Until this news, it was my understanding that we had an adult relationship, formalized, unfortunately, by my having moved great distances from home, but adult and friendly and full of mutual, if sometimes awkward, love and regard. I had no idea that in a timeline lying just slightly to the left of this one we were still pretend-camping in the converted Jeep on his driveway every Sunday, and that this piece of news could cause a disturbance that made the very fabric of time jolt and cross over so that at this moment I feel as though I am six: in the Jeep with the camp beds and the mini kitchen, stacking the plastic plates with strawberry decals amidst the smell of sun and dust on leather bench seats, my grandpa ever a witness, ever a playmate. 

I had no idea this vivid past still resided in me. 

Just as I had no way of knowing how the quiet confidence of being related to a superman protected me, until it was compromised. 

How many ways can one person find their head in the sand?

***

My checkered progress into adulthood has been a process of losing beliefs which I took entirely for granted, and learning, in the wake of their vanishing, how utterly unprepared I am for the opposite to be true. 

My checkered progress into adulthood has been a process of discovering the lies I’ve told myself, and those that others have allowed me to believe, mostly with painful wells of love in their hearts. 

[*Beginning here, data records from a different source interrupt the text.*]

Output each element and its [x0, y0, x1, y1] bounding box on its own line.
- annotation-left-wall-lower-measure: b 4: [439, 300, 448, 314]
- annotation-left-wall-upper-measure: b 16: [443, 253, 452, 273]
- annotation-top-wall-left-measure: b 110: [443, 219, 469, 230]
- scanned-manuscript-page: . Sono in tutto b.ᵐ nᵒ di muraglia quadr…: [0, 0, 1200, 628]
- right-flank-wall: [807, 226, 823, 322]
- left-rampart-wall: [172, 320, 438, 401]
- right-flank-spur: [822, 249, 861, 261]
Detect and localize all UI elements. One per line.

Growing up, it would seem, is a mostly involuntary process of unfurling your head from the sand. And realizing that the definition of a blind spot is that you cannot see it coming, because you have no idea it exists.   

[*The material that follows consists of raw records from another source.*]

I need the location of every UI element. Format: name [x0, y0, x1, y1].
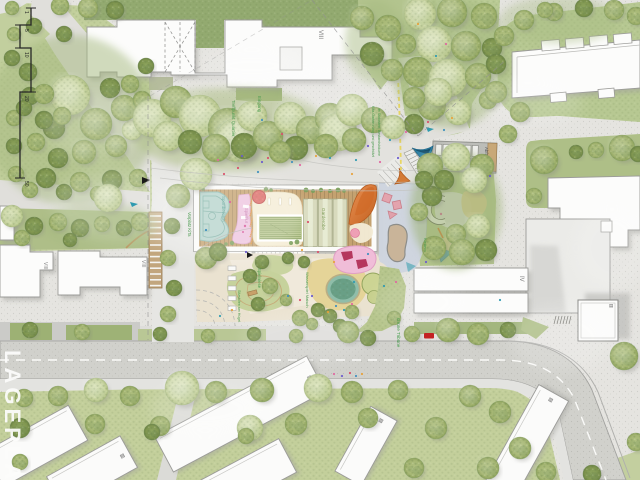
- svg-text:Wasserspiel Matsch: Wasserspiel Matsch: [305, 272, 310, 308]
- svg-text:VIII: VIII: [317, 30, 323, 39]
- svg-text:Kita-Garten ruhig und geschütz: Kita-Garten ruhig und geschützt: [371, 106, 375, 157]
- svg-text:Eingang: Eingang: [257, 96, 262, 113]
- svg-text:Grüne Tribüne: Grüne Tribüne: [396, 318, 401, 348]
- svg-text:5: 5: [23, 29, 29, 32]
- svg-text:VIII: VIII: [42, 262, 48, 270]
- svg-text:10: 10: [23, 52, 29, 58]
- svg-text:20: 20: [23, 96, 29, 102]
- svg-text:VIII: VIII: [140, 260, 146, 268]
- svg-text:Garderobe: Garderobe: [321, 208, 326, 230]
- svg-text:LAGEPLAN: LAGEPLAN: [0, 350, 25, 480]
- svg-text:Vorplatz KiTa: Vorplatz KiTa: [187, 212, 192, 237]
- svg-text:50: 50: [23, 181, 29, 187]
- svg-text:Sitzstufen am Hügel: Sitzstufen am Hügel: [237, 290, 241, 322]
- svg-text:Spielwiese: Spielwiese: [257, 268, 262, 289]
- svg-text:1: 1: [23, 11, 29, 14]
- svg-text:Treffpunkt Quartier: Treffpunkt Quartier: [231, 100, 236, 137]
- svg-text:im Südosten, Bestandsbäume: im Südosten, Bestandsbäume: [377, 108, 381, 156]
- svg-text:Klettern: Klettern: [423, 238, 428, 252]
- svg-text:IV: IV: [518, 276, 524, 282]
- svg-text:▤: ▤: [609, 303, 614, 308]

My grandfather is seventy-five.
My grandfather has lung cancer.
My grandfather is going to live forever.

***

I have requested the letters I’ve been conveniently able to ignore since moving abroad. I have made an appointment that has been available to me for years but about which I have fabricated fantastical webs of fictions that have kept me from going. I have practiced and practiced asking the questions I least want the answers to. 

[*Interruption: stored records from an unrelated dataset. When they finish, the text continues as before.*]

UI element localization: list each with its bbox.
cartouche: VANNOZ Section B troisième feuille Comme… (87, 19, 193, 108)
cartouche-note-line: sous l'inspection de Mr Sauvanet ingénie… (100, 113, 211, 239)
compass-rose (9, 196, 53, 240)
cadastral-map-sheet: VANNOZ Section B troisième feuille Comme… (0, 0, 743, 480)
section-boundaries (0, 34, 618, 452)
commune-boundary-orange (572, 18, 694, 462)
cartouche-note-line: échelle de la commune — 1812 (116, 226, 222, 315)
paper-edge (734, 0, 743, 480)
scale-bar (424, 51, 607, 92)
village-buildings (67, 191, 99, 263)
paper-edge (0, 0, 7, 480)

And in the facing of the things, I have learned over and over again the lesson that every ostrich seems to forget: that pretending something’s not there only makes its influence greater; that almost nothing will be as bad as your imagination can anticipate; that in fact the doing and the knowing are like medicine in itself. 

Since I began writing this essay my grandpa has started chemotherapy. Because of his strength and health, they have been treating him with the very strongest dose. So far, he has reported only mild nausea. (Is this the truth of it, or is he downplaying the discomfort for our benefit? It feels like a betrayal of his lofty place to question his motives. Whatever he does is for the best.) 

In this way, my grandfather is confirming what we all want to believe of him: that he is the strongest man we know. That this disease, which we now know is inoperable, will not defeat him. And the deceit in the secret deep parts of all our minds that, contrary to all scientific evidence, he will live forever. 

So far, it is working. So far, we are kept afloat. 

  Just as my grandfather’s face has smoothed since his diagnosis, so mine relaxes a twitch or two with each determinedly forgotten item brought from the bottom of my ostrich hole back to light. 

Now, as I scrabble at the for the final unpalatable items, I realize that far from returning to that carefree life I once enjoyed, in whittling down the list of Things I Ignored Aged 18–29 I must face up to yet another myth I’ve been believing: that once this list is completed, there’ll be no more sticking my head in the sand. 

And what will happen when I tick that final item off my list? How will I feel, not when it is resolved—it’s not so simple as that, or I would not have buried my head in the sand about it—but when it is addressed? When I have opened the envelope, read the letter, responded in calm, rational, constructive kind, and plotted the course ahead? 

How will I feel? 

I have spent all my life with my head in the sand about something. The likelihood is that I’ll bury it back there again before too long. 

What is there to do in the meantime but be reminded that up here there is clean air, sun, the potential of a view?

What is the difference between denial and belief?